Written by Kid_Detective

Thursday, 25 June 2015

Following a tireless debate last night, congress has begun work drafting a new bill that seeks to stop white men from kicking the back of a goddamn coon's head and shattering his teeth whilst proclaiming the sanctity of the white bloodline.

The bill, which was suggested by a translucent, almost ghost-like MLK amidst a choir of police brutality victims, is currently being penned by South Carolina Sen. Jake Knotts's staff.

Knott spoke about the bill at a recent press conference, calling it "progressive" and "nigger-lovin'."
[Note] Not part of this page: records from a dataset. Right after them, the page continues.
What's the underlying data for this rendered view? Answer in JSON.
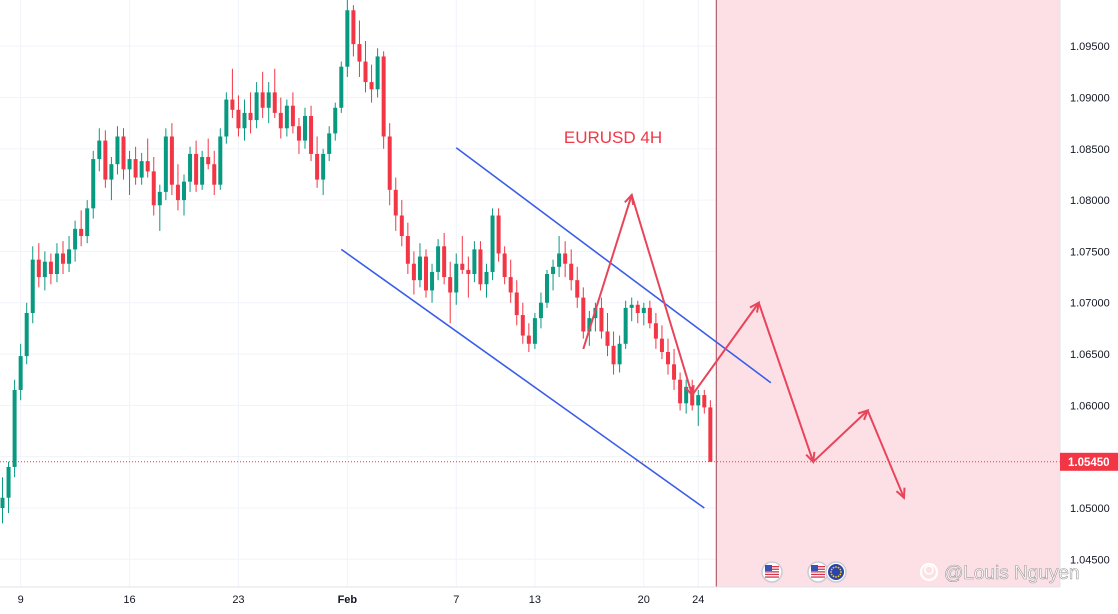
{
  "chart_data": {
    "type": "candlestick",
    "title": "EURUSD 4H",
    "symbol": "EURUSD",
    "timeframe": "4H",
    "ylim": [
      1.0423,
      1.0995
    ],
    "y_ticks": [
      1.095,
      1.09,
      1.085,
      1.08,
      1.075,
      1.07,
      1.065,
      1.06,
      1.055,
      1.05,
      1.045
    ],
    "y_tick_labels": [
      "1.09500",
      "1.09000",
      "1.08500",
      "1.08000",
      "1.07500",
      "1.07000",
      "1.06500",
      "1.06000",
      "1.05500",
      "1.05000",
      "1.04500"
    ],
    "x_tick_labels": [
      "9",
      "16",
      "23",
      "Feb",
      "7",
      "13",
      "20",
      "24"
    ],
    "x_tick_index": [
      3,
      21,
      39,
      57,
      75,
      88,
      106,
      115
    ],
    "x_tick_bold": [
      false,
      false,
      false,
      true,
      false,
      false,
      false,
      false
    ],
    "last_price": 1.0545,
    "last_price_label": "1.05450",
    "watermark": "@Louis Nguyen",
    "colors": {
      "up": "#089981",
      "down": "#f23645",
      "channel": "#3b5ee8",
      "projection": "#e8445a",
      "future_zone": "#fde0e5"
    },
    "channel": {
      "upper": [
        [
          75,
          1.0851
        ],
        [
          127,
          1.0622
        ]
      ],
      "lower": [
        [
          56,
          1.0752
        ],
        [
          116,
          1.05
        ]
      ]
    },
    "projection_path": [
      [
        96,
        1.0655
      ],
      [
        104,
        1.0805
      ],
      [
        114,
        1.061
      ],
      [
        125,
        1.07
      ],
      [
        134,
        1.0545
      ],
      [
        143,
        1.0595
      ],
      [
        149,
        1.051
      ]
    ],
    "candles": [
      [
        1.05,
        1.053,
        1.0485,
        1.051
      ],
      [
        1.051,
        1.0545,
        1.0495,
        1.054
      ],
      [
        1.054,
        1.0625,
        1.053,
        1.0615
      ],
      [
        1.0615,
        1.066,
        1.0605,
        1.0648
      ],
      [
        1.0648,
        1.07,
        1.064,
        1.069
      ],
      [
        1.069,
        1.0755,
        1.068,
        1.0742
      ],
      [
        1.0742,
        1.0758,
        1.0715,
        1.0725
      ],
      [
        1.0725,
        1.075,
        1.0712,
        1.074
      ],
      [
        1.074,
        1.0748,
        1.0718,
        1.0728
      ],
      [
        1.0728,
        1.0758,
        1.072,
        1.0748
      ],
      [
        1.0748,
        1.076,
        1.0728,
        1.0738
      ],
      [
        1.0738,
        1.0765,
        1.073,
        1.0752
      ],
      [
        1.0752,
        1.078,
        1.074,
        1.0772
      ],
      [
        1.0772,
        1.079,
        1.0755,
        1.0765
      ],
      [
        1.0765,
        1.08,
        1.0758,
        1.0792
      ],
      [
        1.0792,
        1.0848,
        1.0782,
        1.084
      ],
      [
        1.084,
        1.087,
        1.0828,
        1.0858
      ],
      [
        1.0858,
        1.0868,
        1.0812,
        1.082
      ],
      [
        1.082,
        1.0842,
        1.08,
        1.0835
      ],
      [
        1.0835,
        1.0872,
        1.0825,
        1.0862
      ],
      [
        1.0862,
        1.087,
        1.082,
        1.083
      ],
      [
        1.083,
        1.0848,
        1.0805,
        1.084
      ],
      [
        1.084,
        1.0852,
        1.0815,
        1.0822
      ],
      [
        1.0822,
        1.0846,
        1.0815,
        1.0838
      ],
      [
        1.0838,
        1.086,
        1.0822,
        1.0828
      ],
      [
        1.0828,
        1.0842,
        1.0785,
        1.0795
      ],
      [
        1.0795,
        1.0815,
        1.077,
        1.0808
      ],
      [
        1.0808,
        1.087,
        1.08,
        1.0862
      ],
      [
        1.0862,
        1.0875,
        1.0805,
        1.0815
      ],
      [
        1.0815,
        1.0835,
        1.079,
        1.08
      ],
      [
        1.08,
        1.0825,
        1.0785,
        1.0818
      ],
      [
        1.0818,
        1.0852,
        1.0808,
        1.0845
      ],
      [
        1.0845,
        1.0858,
        1.0808,
        1.0815
      ],
      [
        1.0815,
        1.0848,
        1.081,
        1.0842
      ],
      [
        1.0842,
        1.086,
        1.083,
        1.0835
      ],
      [
        1.0835,
        1.0848,
        1.0805,
        1.0815
      ],
      [
        1.0815,
        1.087,
        1.081,
        1.0862
      ],
      [
        1.0862,
        1.0905,
        1.0855,
        1.0898
      ],
      [
        1.0898,
        1.0928,
        1.088,
        1.0888
      ],
      [
        1.0888,
        1.0902,
        1.0862,
        1.087
      ],
      [
        1.087,
        1.0898,
        1.0858,
        1.0885
      ],
      [
        1.0885,
        1.0905,
        1.0865,
        1.0878
      ],
      [
        1.0878,
        1.0915,
        1.087,
        1.0905
      ],
      [
        1.0905,
        1.0925,
        1.088,
        1.089
      ],
      [
        1.089,
        1.0915,
        1.0875,
        1.0905
      ],
      [
        1.0905,
        1.0928,
        1.088,
        1.0885
      ],
      [
        1.0885,
        1.09,
        1.086,
        1.087
      ],
      [
        1.087,
        1.0898,
        1.0862,
        1.0892
      ],
      [
        1.0892,
        1.0905,
        1.0865,
        1.0872
      ],
      [
        1.0872,
        1.088,
        1.0845,
        1.0858
      ],
      [
        1.0858,
        1.089,
        1.085,
        1.0882
      ],
      [
        1.0882,
        1.0892,
        1.0838,
        1.0845
      ],
      [
        1.0845,
        1.0862,
        1.0812,
        1.082
      ],
      [
        1.082,
        1.085,
        1.0805,
        1.0845
      ],
      [
        1.0845,
        1.0872,
        1.0838,
        1.0865
      ],
      [
        1.0865,
        1.0895,
        1.0858,
        1.089
      ],
      [
        1.089,
        1.0935,
        1.0885,
        1.093
      ],
      [
        1.093,
        1.0995,
        1.092,
        1.0985
      ],
      [
        1.0985,
        1.099,
        1.094,
        1.0952
      ],
      [
        1.0952,
        1.0975,
        1.092,
        1.0935
      ],
      [
        1.0935,
        1.0955,
        1.0905,
        1.0915
      ],
      [
        1.0915,
        1.0932,
        1.0895,
        1.0908
      ],
      [
        1.0908,
        1.0948,
        1.09,
        1.094
      ],
      [
        1.094,
        1.0945,
        1.085,
        1.0862
      ],
      [
        1.0862,
        1.0875,
        1.0795,
        1.081
      ],
      [
        1.081,
        1.0822,
        1.077,
        1.0785
      ],
      [
        1.0785,
        1.08,
        1.0755,
        1.0765
      ],
      [
        1.0765,
        1.0778,
        1.0728,
        1.0738
      ],
      [
        1.0738,
        1.075,
        1.0708,
        1.0722
      ],
      [
        1.0722,
        1.0758,
        1.0715,
        1.0745
      ],
      [
        1.0745,
        1.0752,
        1.0705,
        1.0712
      ],
      [
        1.0712,
        1.0738,
        1.07,
        1.073
      ],
      [
        1.073,
        1.0762,
        1.0722,
        1.0755
      ],
      [
        1.0755,
        1.0768,
        1.0718,
        1.0725
      ],
      [
        1.0725,
        1.074,
        1.068,
        1.071
      ],
      [
        1.071,
        1.0748,
        1.0698,
        1.0738
      ],
      [
        1.0738,
        1.0765,
        1.0728,
        1.0732
      ],
      [
        1.0732,
        1.0745,
        1.0705,
        1.0728
      ],
      [
        1.0728,
        1.076,
        1.072,
        1.0752
      ],
      [
        1.0752,
        1.076,
        1.0712,
        1.0718
      ],
      [
        1.0718,
        1.0738,
        1.0705,
        1.073
      ],
      [
        1.073,
        1.0792,
        1.0722,
        1.0785
      ],
      [
        1.0785,
        1.0792,
        1.074,
        1.0748
      ],
      [
        1.0748,
        1.0755,
        1.0718,
        1.0725
      ],
      [
        1.0725,
        1.0742,
        1.07,
        1.071
      ],
      [
        1.071,
        1.0722,
        1.0678,
        1.0688
      ],
      [
        1.0688,
        1.07,
        1.066,
        1.0668
      ],
      [
        1.0668,
        1.068,
        1.0652,
        1.066
      ],
      [
        1.066,
        1.069,
        1.0655,
        1.0685
      ],
      [
        1.0685,
        1.071,
        1.0675,
        1.07
      ],
      [
        1.07,
        1.0732,
        1.0695,
        1.0728
      ],
      [
        1.0728,
        1.0742,
        1.0712,
        1.0735
      ],
      [
        1.0735,
        1.0765,
        1.0725,
        1.0748
      ],
      [
        1.0748,
        1.076,
        1.0725,
        1.0738
      ],
      [
        1.0738,
        1.0752,
        1.0712,
        1.0722
      ],
      [
        1.0722,
        1.0735,
        1.0695,
        1.0705
      ],
      [
        1.0705,
        1.0715,
        1.0665,
        1.0672
      ],
      [
        1.0672,
        1.0692,
        1.0658,
        1.0685
      ],
      [
        1.0685,
        1.07,
        1.0672,
        1.0695
      ],
      [
        1.0695,
        1.0705,
        1.0665,
        1.0672
      ],
      [
        1.0672,
        1.069,
        1.0648,
        1.0658
      ],
      [
        1.0658,
        1.0672,
        1.063,
        1.064
      ],
      [
        1.064,
        1.0668,
        1.0632,
        1.066
      ],
      [
        1.066,
        1.0702,
        1.0655,
        1.0695
      ],
      [
        1.0695,
        1.0705,
        1.0682,
        1.0698
      ],
      [
        1.0698,
        1.0702,
        1.068,
        1.069
      ],
      [
        1.069,
        1.07,
        1.0678,
        1.0695
      ],
      [
        1.0695,
        1.0702,
        1.0675,
        1.068
      ],
      [
        1.068,
        1.069,
        1.0655,
        1.0665
      ],
      [
        1.0665,
        1.0678,
        1.0645,
        1.0652
      ],
      [
        1.0652,
        1.0665,
        1.063,
        1.064
      ],
      [
        1.064,
        1.0655,
        1.0615,
        1.0625
      ],
      [
        1.0625,
        1.0632,
        1.0595,
        1.0602
      ],
      [
        1.0602,
        1.0625,
        1.0592,
        1.0618
      ],
      [
        1.0618,
        1.0625,
        1.0595,
        1.06
      ],
      [
        1.06,
        1.0615,
        1.058,
        1.061
      ],
      [
        1.061,
        1.0615,
        1.0592,
        1.0598
      ],
      [
        1.0598,
        1.0605,
        1.0545,
        1.0545
      ]
    ]
  },
  "watermark_text": "@Louis Nguyen",
  "events": [
    "us-flag-icon",
    "us-flag-icon",
    "eu-flag-icon"
  ]
}
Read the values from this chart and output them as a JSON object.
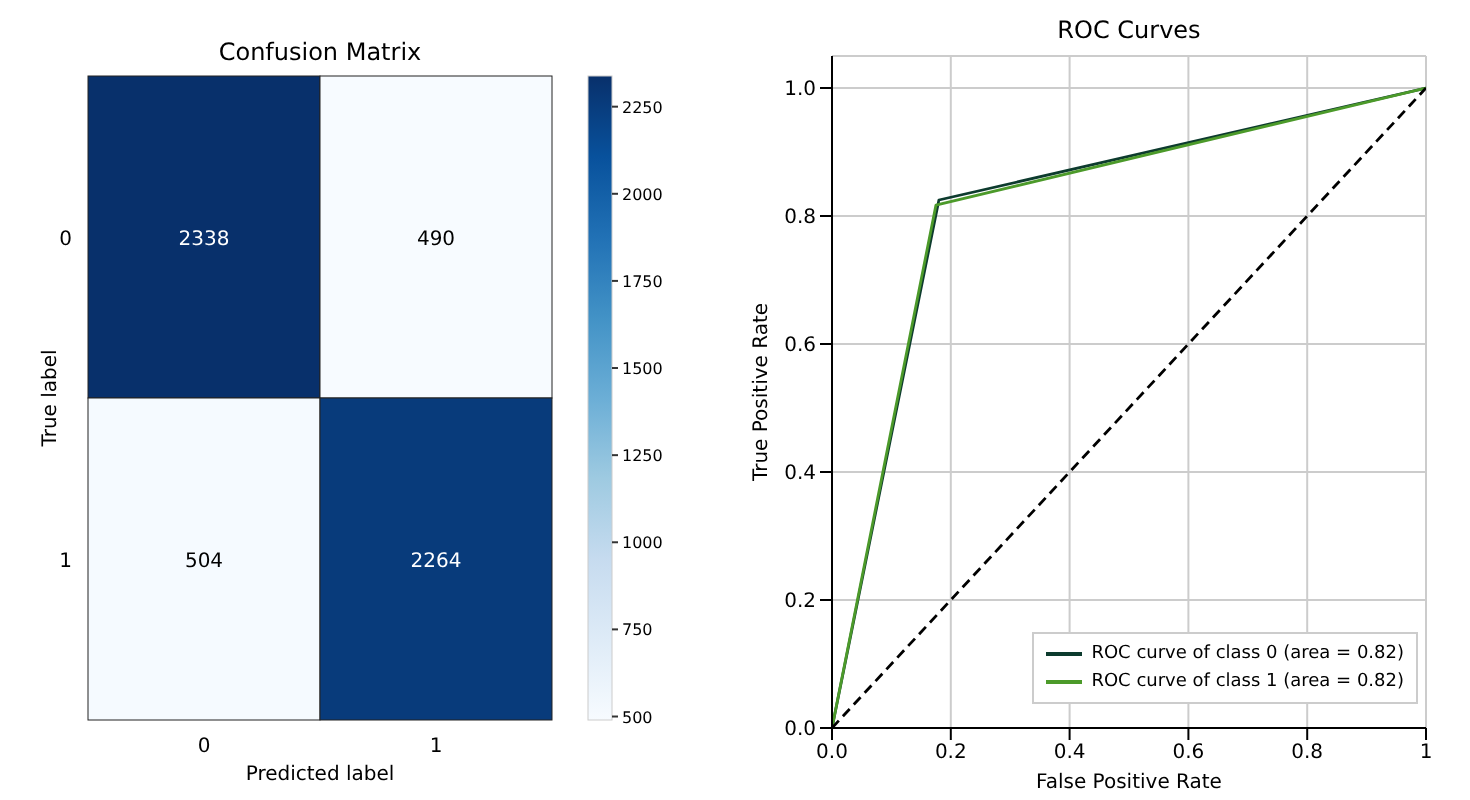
{
  "chart_data": [
    {
      "type": "heatmap",
      "title": "Confusion Matrix",
      "xlabel": "Predicted label",
      "ylabel": "True label",
      "categories": [
        "0",
        "1"
      ],
      "y_categories": [
        "0",
        "1"
      ],
      "cells": [
        [
          2338,
          490
        ],
        [
          504,
          2264
        ]
      ],
      "data_labels": true,
      "clim": [
        490,
        2338
      ],
      "cticks": [
        500,
        750,
        1000,
        1250,
        1500,
        1750,
        2000,
        2250
      ]
    },
    {
      "type": "line",
      "title": "ROC Curves",
      "xlabel": "False Positive Rate",
      "ylabel": "True Positive Rate",
      "xlim": [
        0,
        1
      ],
      "ylim": [
        0,
        1.05
      ],
      "xticks": [
        {
          "value": 0,
          "label": "0.0"
        },
        {
          "value": 0.2,
          "label": "0.2"
        },
        {
          "value": 0.4,
          "label": "0.4"
        },
        {
          "value": 0.6,
          "label": "0.6"
        },
        {
          "value": 0.8,
          "label": "0.8"
        },
        {
          "value": 1,
          "label": "1"
        }
      ],
      "yticks": [
        {
          "value": 0,
          "label": "0.0"
        },
        {
          "value": 0.2,
          "label": "0.2"
        },
        {
          "value": 0.4,
          "label": "0.4"
        },
        {
          "value": 0.6,
          "label": "0.6"
        },
        {
          "value": 0.8,
          "label": "0.8"
        },
        {
          "value": 1,
          "label": "1.0"
        }
      ],
      "grid": true,
      "legend": "bottom right",
      "marker": "none",
      "series": [
        {
          "name": "ROC curve of class 0 (area = 0.82)",
          "color": "#0d3b2e",
          "x": [
            0,
            0.18,
            1
          ],
          "values": [
            0,
            0.825,
            1
          ],
          "line_style": "solid"
        },
        {
          "name": "ROC curve of class 1 (area = 0.82)",
          "color": "#4c9a2a",
          "x": [
            0,
            0.175,
            1
          ],
          "values": [
            0,
            0.817,
            1
          ],
          "line_style": "solid"
        },
        {
          "color": "#000000",
          "x": [
            0,
            1
          ],
          "values": [
            0,
            1
          ],
          "line_style": "dashed"
        }
      ]
    }
  ]
}
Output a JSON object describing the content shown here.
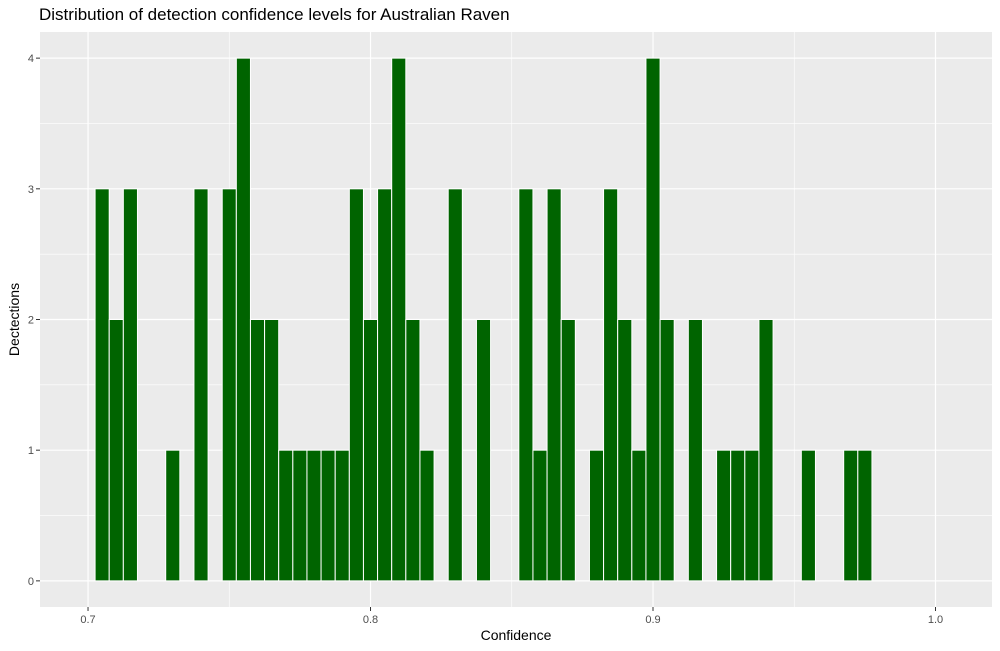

"Tension is at an all-time-high, and it's the least we can do to show our support." Said Knotts. "We just want everyone to know that we aren't racist."

Bill Ganks, an outspoken hate activist, was appalled at congress's decision, calling it "anti-American."

"This nation was founded on freedom," said Ganks. "And if I lose the right to gnash a gutter monkey's teeth across the pavement while I declare white superiority, what else are they gonna take from me?"

Surprisingly, Michael Rider, a youth minister and voice for the black community, came out in opposition to the bill, claiming it to be against religious practice.

"The bible is clear about the place of blacks in society," said Rider. "Under the heel of his owner as he bites the curb. It's where we've been for centuries. It's where we're comfortable."

Despite opposition, the bill is expected to take effect as soon as the sanitation department can remove the hundreds of lynched bodies from the streets.

The story above is a satire or parody. It is entirely fictitious.